Einheitsfeier in Stuttgart: «Heute lacht die Sonne»

Familientreffen bei einem Grünen: Nach 23 Jahren ist erstmals ein Politiker der Ökopartei Gastgeber der zentralen Feier zum Tag der Deutschen Einheit. Einen Unterschied macht das aber kaum.

Einheitsfeier in Stuttgart: «Heute lacht die Sonne»
Bernd Weißbrod Einheitsfeier in Stuttgart: «Heute lacht die Sonne»

Das Wetter in Stuttgart hätte nicht besser sein können. Bei strahlend blauem Himmel begrüßt Ministerpräsident Winfried Kretschmann (Grüne) am Donnerstagmorgen Bundespräsident Joachim Gauck, Bundeskanzlerin Angela Merkel (CDU), Bundestagspräsident Norbert Lammert (CDU) und den Präsidenten des Bundesverfassungsgerichts, Andreas Voßkuhle. «Familientreffen» bei einem Grünen, eine Premiere am Tag der Deutschen Einheit.

Das traditionelle «Familienfoto» gibt es am Schiller-Denkmal. Da dürfen dann auch die Partner mit dazu. Danach geht es zum Ökumenischen Gottesdienst in die Stiftskirche.

Vor dem Altar veranschaulichen zwei Tänzer in weißen Gewändern Anziehung und Distanz. In fließenden Bewegungen finden Mann und Frau zueinander und stoßen sich wieder ab. Parallelen zum Zusammenwachsen der Deutschen im 23. Jahr der Einheit? Bürger berichten in den Lesungen über ihre Ausgrenzung etwa durch Arbeitslosigkeit und Behinderung und wie sie diese überwunden haben.

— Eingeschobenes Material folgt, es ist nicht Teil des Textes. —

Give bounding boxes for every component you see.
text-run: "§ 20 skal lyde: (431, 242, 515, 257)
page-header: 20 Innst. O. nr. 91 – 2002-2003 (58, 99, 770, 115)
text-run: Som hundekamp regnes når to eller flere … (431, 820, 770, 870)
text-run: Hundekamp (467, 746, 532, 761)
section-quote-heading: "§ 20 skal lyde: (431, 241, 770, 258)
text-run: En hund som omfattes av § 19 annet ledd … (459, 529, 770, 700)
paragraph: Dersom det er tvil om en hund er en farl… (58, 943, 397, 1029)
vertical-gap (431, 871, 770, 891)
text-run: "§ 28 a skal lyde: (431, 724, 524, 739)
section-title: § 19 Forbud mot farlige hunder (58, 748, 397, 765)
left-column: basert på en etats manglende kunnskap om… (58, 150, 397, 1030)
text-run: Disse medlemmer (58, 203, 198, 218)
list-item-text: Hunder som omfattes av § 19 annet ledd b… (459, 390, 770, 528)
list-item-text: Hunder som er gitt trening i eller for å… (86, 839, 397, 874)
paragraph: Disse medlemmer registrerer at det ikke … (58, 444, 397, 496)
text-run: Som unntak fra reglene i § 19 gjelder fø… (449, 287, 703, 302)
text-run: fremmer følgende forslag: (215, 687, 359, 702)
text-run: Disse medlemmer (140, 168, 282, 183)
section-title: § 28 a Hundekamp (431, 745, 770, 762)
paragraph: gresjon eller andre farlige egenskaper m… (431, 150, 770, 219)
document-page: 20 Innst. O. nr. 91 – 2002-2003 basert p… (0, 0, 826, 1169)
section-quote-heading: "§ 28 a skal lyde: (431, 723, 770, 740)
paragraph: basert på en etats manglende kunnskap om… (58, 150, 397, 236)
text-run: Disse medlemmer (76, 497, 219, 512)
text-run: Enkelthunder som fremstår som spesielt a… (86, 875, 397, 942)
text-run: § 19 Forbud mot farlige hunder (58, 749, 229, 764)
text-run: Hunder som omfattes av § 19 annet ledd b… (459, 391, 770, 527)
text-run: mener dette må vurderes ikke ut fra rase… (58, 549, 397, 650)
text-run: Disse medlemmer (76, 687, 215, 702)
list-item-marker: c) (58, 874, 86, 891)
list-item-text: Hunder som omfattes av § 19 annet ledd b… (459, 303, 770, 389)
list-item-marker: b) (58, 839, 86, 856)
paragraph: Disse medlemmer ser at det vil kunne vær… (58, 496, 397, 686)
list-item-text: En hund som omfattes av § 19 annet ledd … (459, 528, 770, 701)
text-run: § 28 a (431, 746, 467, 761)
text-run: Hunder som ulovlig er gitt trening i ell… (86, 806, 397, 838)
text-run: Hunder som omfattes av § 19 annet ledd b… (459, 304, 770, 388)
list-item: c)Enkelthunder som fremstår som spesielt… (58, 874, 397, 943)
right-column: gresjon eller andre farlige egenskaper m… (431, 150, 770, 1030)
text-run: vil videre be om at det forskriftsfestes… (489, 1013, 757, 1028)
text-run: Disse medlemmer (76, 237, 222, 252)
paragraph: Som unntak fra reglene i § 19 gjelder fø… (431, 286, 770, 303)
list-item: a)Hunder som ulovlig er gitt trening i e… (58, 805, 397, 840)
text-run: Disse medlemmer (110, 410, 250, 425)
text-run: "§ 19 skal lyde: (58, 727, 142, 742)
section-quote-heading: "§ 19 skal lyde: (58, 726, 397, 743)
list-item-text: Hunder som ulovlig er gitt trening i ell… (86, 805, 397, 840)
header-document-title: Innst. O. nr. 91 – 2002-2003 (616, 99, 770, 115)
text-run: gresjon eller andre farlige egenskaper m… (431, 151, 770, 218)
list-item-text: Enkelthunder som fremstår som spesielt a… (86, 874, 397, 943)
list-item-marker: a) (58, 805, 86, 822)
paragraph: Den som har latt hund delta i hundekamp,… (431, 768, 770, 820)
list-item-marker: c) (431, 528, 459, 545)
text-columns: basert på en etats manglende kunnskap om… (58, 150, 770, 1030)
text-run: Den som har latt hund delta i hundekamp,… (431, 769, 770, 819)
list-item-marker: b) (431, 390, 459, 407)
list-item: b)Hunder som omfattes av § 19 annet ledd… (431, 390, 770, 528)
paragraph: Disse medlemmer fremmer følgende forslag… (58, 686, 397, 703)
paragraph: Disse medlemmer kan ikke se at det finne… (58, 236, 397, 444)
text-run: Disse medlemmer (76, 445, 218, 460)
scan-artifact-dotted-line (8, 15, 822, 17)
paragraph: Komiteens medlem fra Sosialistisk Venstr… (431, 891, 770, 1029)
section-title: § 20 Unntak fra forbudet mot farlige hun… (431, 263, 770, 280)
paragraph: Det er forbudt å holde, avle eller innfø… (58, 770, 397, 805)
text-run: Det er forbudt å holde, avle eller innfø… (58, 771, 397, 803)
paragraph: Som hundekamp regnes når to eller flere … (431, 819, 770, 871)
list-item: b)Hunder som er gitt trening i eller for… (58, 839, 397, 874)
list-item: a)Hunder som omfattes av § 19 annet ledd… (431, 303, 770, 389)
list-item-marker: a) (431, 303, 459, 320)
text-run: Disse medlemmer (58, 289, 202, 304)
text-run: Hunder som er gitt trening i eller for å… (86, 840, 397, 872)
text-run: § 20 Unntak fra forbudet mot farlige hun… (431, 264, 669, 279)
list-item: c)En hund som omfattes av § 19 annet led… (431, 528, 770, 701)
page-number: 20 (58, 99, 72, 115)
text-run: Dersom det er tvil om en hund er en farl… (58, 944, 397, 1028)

Auf der Straße begegnen den Politikern immer wieder auch Gegner des Bahnprojekts Stuttgart 21 - mit gelben Luftballons und den bekannten Symbolen des Widerstands. «Oben bleiben» rufen sie. Bundespräsident Gauck geht auf darauf ein: Heute sei ein Tag, sich über das Gelungene zu freuen; doch natürlich gebe es auch immer Leute, die auf das Nichterreichte verwiesen. «Heute lacht aber die Sonne», fügt Gauck hinzu.

Kurz zuvor schüttelt der Bundespräsident der neunjährigen Julia die Hand. «Er hat gefragt, ob ich weiß, was heute gefeiert wird», erzählt sie stolz. Und dass sie es - «natürlich» - wusste, lobt Gauck mit einem «Gut!».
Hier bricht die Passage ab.